Have you ever watched a movie or TV show and wondered why gay or lesbian characters are portrayed a certain way? Or why newscasters seem to always invite middle-aged white male accountants to their shows during tax season?
These are the sorts of questions that led Assistant Professor of Communications Naeemah Clark to join two former University of Tennessee colleagues in writing Diversity in U.S. Mass Media, published last year by Wiley-Blackwell.
“We started thinking, ‘Why is this? Why are we seeing what we are seeing?’” Clark says.
To provide a sound answer to these and other questions in the book, Clark and her co-authors, Catherine A. Luther and Carolyn Ringer Lepre, provide a historical perspective of diversity in the media. They discuss not only race and gender but also economic status, disabilities, LGBT issues and ethnicity and how these intersect. In an effort to show students that not all diversity issues have negative implications, they also look at advertising and whether groups being misrepresented are advocating for themselves.
“We wanted to make sure that we were covering topics responsibly,” she says. “We wanted to show (readers) there is some empowerment, that there is good research that shows that people are taking responsibility for the way that they’re being portrayed in the media.”
Clark says one of the main reasons why minorities are often misrepresented in the U.S. media is that decision makers rely on people they know and existing resources they have when trying to fill certain roles. Yet most people tend to surround themselves with people who look or think like they do, making it difficult to portray people from different backgrounds in an accurate light.
To illustrate this point in her communications classes, Clark likes to ask her students to take out their cell phones and look at their contacts list.

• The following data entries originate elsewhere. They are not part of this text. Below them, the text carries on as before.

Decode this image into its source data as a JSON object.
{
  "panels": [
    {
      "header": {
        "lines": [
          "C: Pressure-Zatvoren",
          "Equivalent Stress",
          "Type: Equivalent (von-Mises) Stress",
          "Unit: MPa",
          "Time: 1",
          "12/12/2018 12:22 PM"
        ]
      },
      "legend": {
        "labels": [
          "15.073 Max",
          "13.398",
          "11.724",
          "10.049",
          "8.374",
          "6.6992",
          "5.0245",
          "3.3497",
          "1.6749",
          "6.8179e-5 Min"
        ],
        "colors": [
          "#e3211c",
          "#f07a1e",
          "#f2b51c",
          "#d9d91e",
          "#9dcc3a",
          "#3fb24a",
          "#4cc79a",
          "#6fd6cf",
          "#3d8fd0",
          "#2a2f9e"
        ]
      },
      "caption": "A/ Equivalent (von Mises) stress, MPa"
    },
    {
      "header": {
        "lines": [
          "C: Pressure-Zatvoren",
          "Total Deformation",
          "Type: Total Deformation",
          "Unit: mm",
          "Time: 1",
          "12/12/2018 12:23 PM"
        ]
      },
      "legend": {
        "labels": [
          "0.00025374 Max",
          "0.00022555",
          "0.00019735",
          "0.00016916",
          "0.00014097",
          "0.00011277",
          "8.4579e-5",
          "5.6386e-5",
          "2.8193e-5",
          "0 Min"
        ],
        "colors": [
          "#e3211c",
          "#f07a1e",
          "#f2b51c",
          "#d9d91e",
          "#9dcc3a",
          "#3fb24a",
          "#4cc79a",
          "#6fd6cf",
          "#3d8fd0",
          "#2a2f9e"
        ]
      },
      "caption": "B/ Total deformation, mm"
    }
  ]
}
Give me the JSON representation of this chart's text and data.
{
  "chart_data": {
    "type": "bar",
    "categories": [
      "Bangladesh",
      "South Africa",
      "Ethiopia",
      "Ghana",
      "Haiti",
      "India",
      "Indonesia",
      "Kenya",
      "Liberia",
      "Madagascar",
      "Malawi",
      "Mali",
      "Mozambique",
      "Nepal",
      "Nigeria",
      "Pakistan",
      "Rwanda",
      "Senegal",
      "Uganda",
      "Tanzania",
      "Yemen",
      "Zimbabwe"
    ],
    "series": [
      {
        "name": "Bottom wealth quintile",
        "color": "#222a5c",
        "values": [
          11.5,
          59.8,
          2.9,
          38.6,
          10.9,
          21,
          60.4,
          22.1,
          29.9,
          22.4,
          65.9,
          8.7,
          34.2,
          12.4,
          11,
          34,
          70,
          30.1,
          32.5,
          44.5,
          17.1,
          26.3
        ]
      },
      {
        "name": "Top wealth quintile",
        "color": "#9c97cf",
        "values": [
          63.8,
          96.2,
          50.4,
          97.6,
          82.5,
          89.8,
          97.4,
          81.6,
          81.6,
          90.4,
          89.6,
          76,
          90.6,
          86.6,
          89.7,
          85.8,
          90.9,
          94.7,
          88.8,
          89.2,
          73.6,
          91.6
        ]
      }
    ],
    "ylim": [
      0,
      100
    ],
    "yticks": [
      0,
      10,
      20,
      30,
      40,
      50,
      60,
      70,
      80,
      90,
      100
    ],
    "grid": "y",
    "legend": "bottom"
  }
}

“If you were doing a story about fashion on campus or about food on campus, who would you call?” she tells the class. “Do these people look just like you? If you are a white male, are you calling a white male, or do you have friends of other groups? Do you have resources that can put you in touch with people who look different than you do, people from different backgrounds that you have?”
While she says she is glad to see that her students are showing an increasingly wide range of resources, her goal is to encourage them to look outside of what they would normally do so they can tell stories that better reflects the American population.
“We are used to seeing something done a certain way. When I go and I buy a Glamour magazine, it’s very rare there is a person of color in there; it’s very rare that there is a model in a wheelchair in any magazine,” she says. “I know that when I go and I buy a lipstick for example, and they give you the free eye shadow, that eye shadow never matches me because they don’t consider me, they don’t consider people of color in those decisions. Why is that? I want my students to think, ‘How can we do a better job of reaching out to other people?’”
Clark says it’s important for communications students to be mindful that as part of the news media they need to reflect the populations that they serve, not only because it’s responsible journalism but also because it's smart economics.
“If you are ignoring a part of an audience, that’s money that your business is not getting,” she says. “Obviously, you want to be socially responsible but also there are financial responsibilities that we have as well and we can’t ignore a group just because we are uncomfortable in talking about it.”
While this may sound like common sense, she wants her students to look at the larger picture.
“I want my students to realize that the decisions that they make impact not only the businesses that they work for but impact a larger community and maybe a community that they don’t think about because sometimes they are not necessarily a part of that community,” she says.
Clark earned her bachelor’s degree from Florida State University and her master’s and doctorate degree from the University of Florida. She has worked professionally with diverse students in job placement programs throughout her career and besides teaching communication courses at Elon since 2009, she also serves as director of the Communications Fellows program.